Read the report more closely.
Apple's closest rival
Samsung does not feature in the Strategy Analytics report.
The single largest smartphone manufacturer isn't included in the report on smartphones. I wonder why?
You can find Samsung's financial reports at their website.
Ah, it all starts to become clear if we look at their financial reports. It's basically using a financial quarter that was impacted by the whole exploding Samsung Note fiasco.
Here's 3 quarters worth of data along with YoY numbers so you can see the statistical anomaly of that one single quarter.
Q2 FY2016 - 4.32 trillion KRW or ~3.78 billion USD at today's exchange rate.
Q2 FY2015 - 2.76 trillion KRW or ~2.41 billion USD at today's exchange rate.
Q3 FY2016 - 0.10 trillion KRW or ~8.7 million USD at today's exchange rate.
Q3 FY2015 - 2.40 trillion KRW or ~2.09 billion USD at today's exchange rate.
Q4 FY2016 - 2.50 trillion KRW or ~2.17 billion USD at today's exchange rate.
Q4 FY2015 - 2.23 trillion KRW or ~1.94 billion USD at today's exchange rate.
Also note that unlike Apple, mobile app sales profits go to Google and not he hardware manufacturers, unless the manufacturer isn't using Google's App store. So, I wonder whether Google is included in their report or not?
So sure, if you wish to cherry pick numbers, Apple has 91% of all smartphone operating profits on the entire planet. Just realize that it's only true for 1 fiscal quarter.
So yes, it still supports what I stated. It's not over 90% and it's far higher than their 12.5% unit share of the market.

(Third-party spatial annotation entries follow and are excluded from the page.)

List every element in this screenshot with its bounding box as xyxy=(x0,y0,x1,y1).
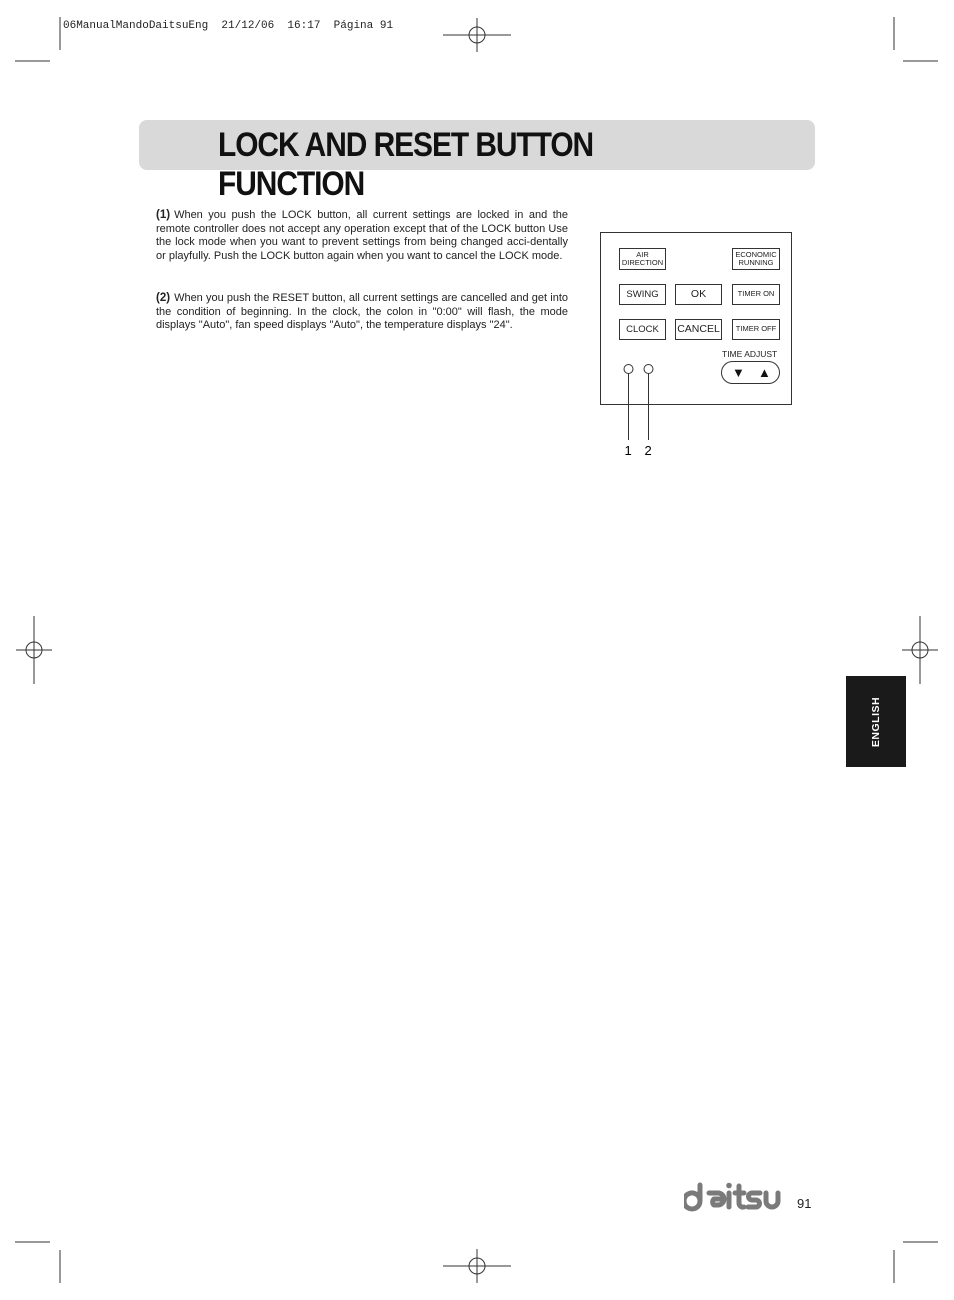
timer-off-button: TIMER OFF xyxy=(732,319,780,340)
reset-button-hole xyxy=(644,365,653,374)
paragraph-1 xyxy=(156,209,568,264)
cancel-button: CANCEL xyxy=(675,319,722,340)
language-tab xyxy=(846,676,906,767)
time-adjust-label: TIME ADJUST xyxy=(722,349,778,359)
registration-mark-top xyxy=(443,18,511,52)
title-band xyxy=(139,120,815,203)
swing-button: SWING xyxy=(619,284,666,305)
callout-1: 1 xyxy=(624,443,632,458)
paragraph-2-text: When you push the RESET button, all current settings are cancelled and get into the condition of beginning. In the clock, the colon in "0:00" will flash, the mode displays "Auto", fan speed displays "Auto", the temperature displays "24". xyxy=(156,292,568,332)
print-header: 06ManualMandoDaitsuEng 21/12/06 16:17 Página 91 xyxy=(63,20,394,32)
registration-mark-right xyxy=(902,616,938,684)
page-number: 91 xyxy=(797,1196,812,1211)
down-arrow-icon: ▼ xyxy=(732,365,745,380)
callout-2: 2 xyxy=(644,443,652,458)
paragraph-1-number: (1) xyxy=(156,209,171,221)
air-direction-button: AIR DIRECTION xyxy=(619,248,666,270)
paragraph-2-number: (2) xyxy=(156,292,171,304)
registration-mark-bottom xyxy=(443,1249,511,1283)
paragraph-1-text: When you push the LOCK button, all current settings are locked in and the remote controller does not accept any operation except that of the LOCK button Use the lock mode when you want to prevent settings from being changed acci-dentally or playfully. Push the LOCK button again when you want to cancel the LOCK mode. xyxy=(156,209,568,263)
timer-on-button: TIMER ON xyxy=(732,284,780,305)
time-adjust-rocker xyxy=(721,361,780,384)
callout-leaders xyxy=(600,232,680,472)
paragraph-2 xyxy=(156,292,568,333)
ok-button: OK xyxy=(675,284,722,305)
economic-running-button: ECONOMIC RUNNING xyxy=(732,248,780,270)
registration-mark-left xyxy=(16,616,52,684)
lock-button-hole xyxy=(624,365,633,374)
page-title: LOCK AND RESET BUTTON FUNCTION xyxy=(218,126,594,203)
up-arrow-icon: ▲ xyxy=(758,365,771,380)
brand-logo xyxy=(684,1181,782,1213)
clock-button: CLOCK xyxy=(619,319,666,340)
language-tab-label: ENGLISH xyxy=(870,696,882,747)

Apple is not a margin player in PC computing,
Apple literally has 60% of all PC industry profits:
https://ped30.com/2016/11/03/apple-dediu-macbook-pro/
Let's take a quick look at this.
With an estimated $5.5 billion in operating margin Apple is the most profitable PC vendor, capturing over 60% of the available PC hardware profits.
Looking at just one random hardware OEM, Lenovo.
Last year they had a disappointing year and only made an estimated 1.6 billion USD in profits. Good thing too otherwise Apple wouldn't look so good as the year prior they made 6.6 billion USD in profits.
Except one thing bothers me. For data available to him at the time, he couldn't be using the Fiscal year data of 1.6 billion USD for Lenovo as that data didn't end until
after he published that report? So what data is he cherry picking? Some hybrid period of time that happens to be favorable for Apple?
But let's ignore that and look at another hardware vendor. Hewlett Packard. They made 9.0 billion USD in profit. Uh oh. What? How can this be? HP must be lying in their financial filing to the SEC right? Because someone claiming Apple has 60% of all PC hardware operating profit can't possibly be doing something weird to manipulate the numbers, right?
And this isn't even including Dell which is now privately held and doesn't need to file numbers with the SEC. Nor does it include other smaller but still profitable hardware vendors (Asus, Acer, NEC, Toshiba, etc.). BTW - Sony are no longer in the PC business. They exited that market about 2-3 years ago.
I'd be interested to read his report to see what mental gymnastics he's jumping through to make that claim, but I'm not about to give him any money.